Brown and Donald were the next major brands to withdraw from their business relationships with Ye. And make no mistake, as 21st century athletes they are small businesses in their own right: Aaron Donald Inc. and Jaylen Brown LLC.

Kanye West may have finally reached the point of no return

Like many of their peers, the football and basketball stars tried to build their empire outside the arena. Modern professionals no longer have to just sell sneakers and sugary breakfast cereals to improve their profile. Today, he is an executive producer of a Netflix miniseries. She is the venture capitalist who stands up for companies founded by people of color. More than ever in history, athletes have solid pieces of the pie.
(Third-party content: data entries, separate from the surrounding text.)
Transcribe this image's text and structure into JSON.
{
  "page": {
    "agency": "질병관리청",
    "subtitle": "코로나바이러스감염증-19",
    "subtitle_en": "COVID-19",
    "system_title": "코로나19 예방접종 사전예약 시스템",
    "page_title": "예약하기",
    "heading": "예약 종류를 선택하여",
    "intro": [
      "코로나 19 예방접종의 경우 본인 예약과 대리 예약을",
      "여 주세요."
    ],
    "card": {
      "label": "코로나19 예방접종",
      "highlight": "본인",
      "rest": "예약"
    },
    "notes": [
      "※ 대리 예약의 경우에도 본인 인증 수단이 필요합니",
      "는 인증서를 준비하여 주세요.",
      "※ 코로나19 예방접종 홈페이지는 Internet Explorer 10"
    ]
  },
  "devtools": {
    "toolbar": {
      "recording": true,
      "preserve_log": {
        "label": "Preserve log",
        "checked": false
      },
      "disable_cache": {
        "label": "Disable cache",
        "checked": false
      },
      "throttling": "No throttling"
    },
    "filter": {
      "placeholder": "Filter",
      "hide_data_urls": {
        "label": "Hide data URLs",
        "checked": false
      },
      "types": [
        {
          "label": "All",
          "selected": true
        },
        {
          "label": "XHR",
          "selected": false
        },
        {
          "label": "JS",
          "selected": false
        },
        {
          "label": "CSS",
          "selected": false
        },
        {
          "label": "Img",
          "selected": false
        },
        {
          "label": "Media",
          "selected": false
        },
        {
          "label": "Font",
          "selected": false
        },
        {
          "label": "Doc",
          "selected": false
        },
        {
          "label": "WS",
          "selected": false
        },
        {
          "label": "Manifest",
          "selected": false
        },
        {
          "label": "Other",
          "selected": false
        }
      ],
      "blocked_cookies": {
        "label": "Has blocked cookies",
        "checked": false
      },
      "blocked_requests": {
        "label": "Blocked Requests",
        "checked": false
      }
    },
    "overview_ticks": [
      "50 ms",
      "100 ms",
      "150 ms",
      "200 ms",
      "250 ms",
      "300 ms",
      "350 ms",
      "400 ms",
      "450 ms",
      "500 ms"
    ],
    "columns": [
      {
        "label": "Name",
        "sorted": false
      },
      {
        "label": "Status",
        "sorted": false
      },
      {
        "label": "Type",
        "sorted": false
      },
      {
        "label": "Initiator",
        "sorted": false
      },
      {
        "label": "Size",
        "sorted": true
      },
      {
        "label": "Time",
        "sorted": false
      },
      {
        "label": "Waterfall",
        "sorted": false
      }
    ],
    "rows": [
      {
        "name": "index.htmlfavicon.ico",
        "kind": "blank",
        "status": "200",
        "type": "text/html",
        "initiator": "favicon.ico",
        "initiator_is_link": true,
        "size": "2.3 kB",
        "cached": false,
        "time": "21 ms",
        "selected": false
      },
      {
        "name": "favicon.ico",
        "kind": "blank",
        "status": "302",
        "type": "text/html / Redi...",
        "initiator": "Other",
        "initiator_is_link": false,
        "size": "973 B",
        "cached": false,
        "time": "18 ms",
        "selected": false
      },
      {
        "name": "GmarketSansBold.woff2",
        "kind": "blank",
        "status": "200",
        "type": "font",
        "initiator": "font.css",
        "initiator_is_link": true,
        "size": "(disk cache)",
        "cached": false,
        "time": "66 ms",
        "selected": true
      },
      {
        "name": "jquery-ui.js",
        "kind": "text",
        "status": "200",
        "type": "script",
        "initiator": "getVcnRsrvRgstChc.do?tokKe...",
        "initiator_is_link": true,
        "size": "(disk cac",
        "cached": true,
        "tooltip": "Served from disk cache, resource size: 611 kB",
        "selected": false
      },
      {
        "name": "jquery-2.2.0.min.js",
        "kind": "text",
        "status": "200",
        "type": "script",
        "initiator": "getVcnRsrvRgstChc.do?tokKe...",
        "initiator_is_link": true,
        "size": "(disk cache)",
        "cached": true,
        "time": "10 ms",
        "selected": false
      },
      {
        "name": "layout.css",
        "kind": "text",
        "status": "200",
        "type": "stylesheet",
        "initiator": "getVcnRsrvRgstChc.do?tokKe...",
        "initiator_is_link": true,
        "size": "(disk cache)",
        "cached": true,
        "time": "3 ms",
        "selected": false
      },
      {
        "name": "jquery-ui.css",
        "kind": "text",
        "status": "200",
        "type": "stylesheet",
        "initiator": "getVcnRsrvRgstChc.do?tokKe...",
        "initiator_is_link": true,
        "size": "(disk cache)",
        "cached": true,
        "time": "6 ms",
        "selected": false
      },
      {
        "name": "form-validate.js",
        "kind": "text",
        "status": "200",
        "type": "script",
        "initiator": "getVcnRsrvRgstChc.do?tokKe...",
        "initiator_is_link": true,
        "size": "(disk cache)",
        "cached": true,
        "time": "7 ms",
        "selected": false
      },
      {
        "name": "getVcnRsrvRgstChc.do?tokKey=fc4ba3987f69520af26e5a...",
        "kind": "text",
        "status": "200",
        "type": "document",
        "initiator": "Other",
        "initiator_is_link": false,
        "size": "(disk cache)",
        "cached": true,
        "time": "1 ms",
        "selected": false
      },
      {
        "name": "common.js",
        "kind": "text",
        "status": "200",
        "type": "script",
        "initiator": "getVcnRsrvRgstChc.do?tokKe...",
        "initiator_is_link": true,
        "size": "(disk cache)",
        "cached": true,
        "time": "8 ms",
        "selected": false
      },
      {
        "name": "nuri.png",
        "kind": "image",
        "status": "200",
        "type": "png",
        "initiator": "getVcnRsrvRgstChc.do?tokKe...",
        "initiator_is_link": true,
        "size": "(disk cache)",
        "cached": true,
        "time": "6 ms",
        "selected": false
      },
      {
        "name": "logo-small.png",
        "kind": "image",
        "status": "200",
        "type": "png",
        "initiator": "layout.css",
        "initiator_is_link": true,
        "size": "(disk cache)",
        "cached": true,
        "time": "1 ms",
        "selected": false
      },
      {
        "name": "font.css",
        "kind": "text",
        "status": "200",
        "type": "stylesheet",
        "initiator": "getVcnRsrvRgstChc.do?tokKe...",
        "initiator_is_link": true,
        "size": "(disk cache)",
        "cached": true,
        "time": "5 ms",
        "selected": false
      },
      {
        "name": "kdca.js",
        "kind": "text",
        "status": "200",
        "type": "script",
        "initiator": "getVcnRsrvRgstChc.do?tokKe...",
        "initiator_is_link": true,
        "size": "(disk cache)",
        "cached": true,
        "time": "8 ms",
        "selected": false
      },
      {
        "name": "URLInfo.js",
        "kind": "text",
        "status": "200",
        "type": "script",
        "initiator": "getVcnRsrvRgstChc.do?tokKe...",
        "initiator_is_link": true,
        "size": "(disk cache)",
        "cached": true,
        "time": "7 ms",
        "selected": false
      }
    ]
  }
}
In the leagues in which Brown and Donald play, the NBA and NFL, superstars have earned their fame better than any other American team sports athlete. According to Forbes, Giannis Antetokounmpo, still one of the NBA’s most exciting players, will make $39.9 million on the field this year. However, he will surpass even that huge amount with $41.1 million in approval revenue. And in the NFL, Tom Brady will bring in $52 million in endorsements, compared to $31.9 million from his day job as a Tampa Bay Buccaneers quarterback.

These aren’t the billion-dollar annual sales generated by Gap or Adidas, but the rising salaries of athletes out of court demonstrate their cultural and financial influence.

Brown and Donald believed they were reinforcing this trend by joining Ye.

But on their way to economic and creative opportunities, they also showed us their priorities. When they cut ties with Donda this week, they made statements about their corporate values: that anti-Semitism is unattainable. When they signed with Donda, they also made statements: That’s not anti-black rhetoric and destructive domestic behavior.

The modern athlete can use their platform, as we have seen, to bring about change within their competitions and society as a whole. So if they’re looking for more currency, they shouldn’t just follow the steps of any other for-profit business model. They can exercise their power by distancing themselves from objectionable partners. But also by choosing to avoid them in the first place.